Wizards can clearly choose what objects they make into Horcruxes, since as Dumbledore explains to Harry, the Dark Lord preferred to use objects with a powerful magical history of their own.
“Lord Voldemort liked to collect trophies, and he preferred objects with a powerful magical history. His pride, his belief in his own superiority, his determination to carve for himself a startling place in magical history; these things suggest to me that Voldemort would have chosen his Horcruxes with some care, favouring objects worthy of the honour.”
- Harry Potter and the Half-Blood Prince, Chapter 23 (Horcruxes)
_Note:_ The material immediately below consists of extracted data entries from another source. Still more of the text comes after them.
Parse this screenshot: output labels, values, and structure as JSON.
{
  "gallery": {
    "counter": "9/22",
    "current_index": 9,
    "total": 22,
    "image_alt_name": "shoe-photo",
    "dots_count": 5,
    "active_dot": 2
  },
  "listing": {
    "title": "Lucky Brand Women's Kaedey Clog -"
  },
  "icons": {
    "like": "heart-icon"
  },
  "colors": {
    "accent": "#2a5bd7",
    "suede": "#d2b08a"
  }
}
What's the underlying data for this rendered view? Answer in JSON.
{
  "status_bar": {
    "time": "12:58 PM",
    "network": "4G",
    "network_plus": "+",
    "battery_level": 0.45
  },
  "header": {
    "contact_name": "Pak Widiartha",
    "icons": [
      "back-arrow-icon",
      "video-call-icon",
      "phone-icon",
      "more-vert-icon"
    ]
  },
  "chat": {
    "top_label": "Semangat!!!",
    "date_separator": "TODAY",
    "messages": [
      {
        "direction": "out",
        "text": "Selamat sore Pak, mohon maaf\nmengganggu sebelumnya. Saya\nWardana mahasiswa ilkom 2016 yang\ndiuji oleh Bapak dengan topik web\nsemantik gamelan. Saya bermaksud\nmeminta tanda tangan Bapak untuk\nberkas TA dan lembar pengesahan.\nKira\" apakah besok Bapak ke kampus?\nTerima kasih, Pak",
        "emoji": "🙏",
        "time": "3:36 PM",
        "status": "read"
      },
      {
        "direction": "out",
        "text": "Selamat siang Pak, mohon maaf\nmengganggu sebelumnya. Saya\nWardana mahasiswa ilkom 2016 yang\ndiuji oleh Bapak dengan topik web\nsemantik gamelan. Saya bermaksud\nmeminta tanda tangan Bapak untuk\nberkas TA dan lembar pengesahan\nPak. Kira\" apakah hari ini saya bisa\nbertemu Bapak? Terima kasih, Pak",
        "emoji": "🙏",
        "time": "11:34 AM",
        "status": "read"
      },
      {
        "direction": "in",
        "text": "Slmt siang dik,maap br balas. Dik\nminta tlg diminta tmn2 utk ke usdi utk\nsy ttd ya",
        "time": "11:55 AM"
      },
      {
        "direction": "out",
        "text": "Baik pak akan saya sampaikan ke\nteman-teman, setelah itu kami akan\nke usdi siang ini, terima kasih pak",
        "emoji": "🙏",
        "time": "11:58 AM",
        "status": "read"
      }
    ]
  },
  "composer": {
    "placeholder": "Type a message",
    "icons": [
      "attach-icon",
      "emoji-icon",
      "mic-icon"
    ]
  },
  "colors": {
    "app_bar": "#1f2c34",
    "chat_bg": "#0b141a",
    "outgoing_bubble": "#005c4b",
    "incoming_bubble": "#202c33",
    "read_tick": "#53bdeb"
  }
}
For the Dark Lord to select his Horcrux objects in this way, it’d have to mean that wizards can choose what object they encase a piece of their soul in to make Horcruxes. If they couldn’t place their soul piece into a specific object, then the Dark Lord wouldn’t have a choice in what to use.
The Dark Lord’s soul split when he was hit as it was destabilized.
The reason that the Dark Lord’s soul split and a piece embedded itself in Harry was because the Dark Lord had destabilized it so much that it fractured when hit, and that part found a living host.
JKR: But I think, by definition, a Horcrux has to be made intentionally. So, because Voldemort never went through the grotesque process that I imagined creates a Horcrux, with Harry, it was just that he had destabilized his soul so much that it split when he was hit by the back-firing curse. And so this part of it flies off and attaches to the only living thing in the room. A part of it flees in the very close-to-death limbo state that Voldemort then goes on and exists in.
- PotterCast Interviews J.K. Rowling, part 1 (December 17, 2007)
None of the spells done to intentionally encase a piece of soul in an object were used, that piece split off unintentionally, so the Dark Lord was unable to choose where it goes like with a Horcrux.